Pris au jeu du « cap ou pas cap » chacun a poussé l’autre vers le départ en ce dimanche 7 juillet. Le réveil aux aurores, la route glissante, 12 degrés à l’extérieur, pour calmer le jeu on a tout de suite décidé de bloquer nos compteurs sur l’option 115 kilomètres, parcours raccourci de 2300 de dénivelé quand même. On retrouve Ambert qui se réchauffe sous un crachin breton, 2800 copains font un clapping pour les 750 bénévoles et à huit heures la grande troupe s’élance sans arrières pensées. Le Truand semble immédiatement à l’aise, menant les débats et provoquant le doute dans nos têtes. Et si c’était la bonne ? Et si il avait enfin trouvé la bonne formule pour nous déposer ? J’emboite le pas, joue du pignon et de l’embrayage jusqu’à la bifurcation séparant la route des Copains (155 kms) de celle de la Forézienne (115 kms). Mains et pieds congelés, le cerveau engourdi, je profite d’une descente pour me porter à sa hauteur en lui demandant d’attendre la Brute. Le froid lui donne un sourire presque mesquin et il tente de me faire croire qu’il est devant. Je lui confirme que celui qui tient mon destin entre ses mains avec le kit anti crevaison sous la selle est bien derrière nous et qu’il faut s’accorder un répit. Le regroupement se fait au pied du Col du Chansert où je ne tarde pas à m’échapper mais juste le temps d’une montée. Au sommet, abrité sous la tente du ravitaillement et bien décidé à faire enfin une course d’équipe, je les attends et je vois défiler toutes les catégories du peloton. Les « jambes rasées », les « bons», les « collant-pipette», les « fourme et saucisson», les « jeunes », les « anciens », les « technique », les « tactiques », finalement tous n’ont qu’un seul point commun : un beau vélo. Posé méticuleusement, nettoyé, bichonné, à l’écoute du moindre bruit suspect, il est le sujet de toute leur attention avant même leur rythme cardiaque et quand tu commences à discuter, ils te racontent souvent son histoire, l’histoire de ce compagnon de route à qui tu parles comme à une personne dans tes longs raids solitaires, un Jolly Jumper à deux roues capable d’écouter absolument tous tes monologues sans grincer, une bête de somme pour subir tes coups de sang comme tes envolées lyriques.

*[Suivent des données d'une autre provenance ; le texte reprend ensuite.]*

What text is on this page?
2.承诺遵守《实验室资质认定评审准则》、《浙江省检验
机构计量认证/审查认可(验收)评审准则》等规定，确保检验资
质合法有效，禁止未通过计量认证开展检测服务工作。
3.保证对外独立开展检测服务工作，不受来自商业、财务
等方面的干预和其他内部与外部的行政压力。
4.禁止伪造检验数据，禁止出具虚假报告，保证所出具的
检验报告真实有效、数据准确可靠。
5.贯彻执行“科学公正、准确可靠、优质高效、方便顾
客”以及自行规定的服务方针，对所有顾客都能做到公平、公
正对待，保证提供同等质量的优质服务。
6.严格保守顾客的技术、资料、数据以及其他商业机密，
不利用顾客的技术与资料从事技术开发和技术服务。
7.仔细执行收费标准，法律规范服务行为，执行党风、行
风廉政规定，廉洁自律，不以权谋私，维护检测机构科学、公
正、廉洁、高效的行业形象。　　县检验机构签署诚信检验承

Dix minutes plus tard, ils arrivent dans l’ordre habituel des choses. A leur tour ils font le plein, expliquent tant bien que mal un tel retard et la descente se fait. Sans pédaler et avec vigilance on rejoint le pied du Col des Supeyres. La brume se lève, dévoile un décor de rêve sur une forêt magnifique, verte et luisante de fraîcheur. Sitôt arrivé en bas au pont de la Fortiche (pour les connaisseurs c’est là où il y avait une boîte de nuit), sitôt il faut remonter. Le temps que je pose mon coupe vent et voilà le Truand parti sans demander son reste. La Brute me dit « Laisse, je le connais, il va craquer» et on commence l’ascension de 14 kms dans ce pays que j’adore, chargé de souvenirs de Jasseries et de ski de fond. Comme dans le col précédent mon rythme est bon et je reprends rapidement notre fugitif en jouant un peu au chat et à la souris. Passant tour à tour ceux qui m’ont dépassé pendant ma pause, je conserve une cadence de pédalage élevée tout en m’extasiant du paysage. Au sommet, l’histoire se répète et il faut dix minutes pour que la Brute pointe le bout de ses pédales, le cocktail descente-froid-montée a grippé la machine mais l’explosion en vol du troisième larron suffit à son bonheur. On s’avance tous les deux vers le ravito quand on est rattrapé par la tête de course du grand parcours. Ca envoie du gros, mais en descente ils sont prenables, c’est dommage, on les aurait bien suivi mais on a dit que l’on faisait une course de Copains. Allez, un morceau de Fourme au col de Baracuchet et l’instinct de compétition disparait. C’est d’autant plus vrai qu’un camion de pompiers déboule toutes sirènes dehors et nous coupe l’envie de jouer les équilibristes.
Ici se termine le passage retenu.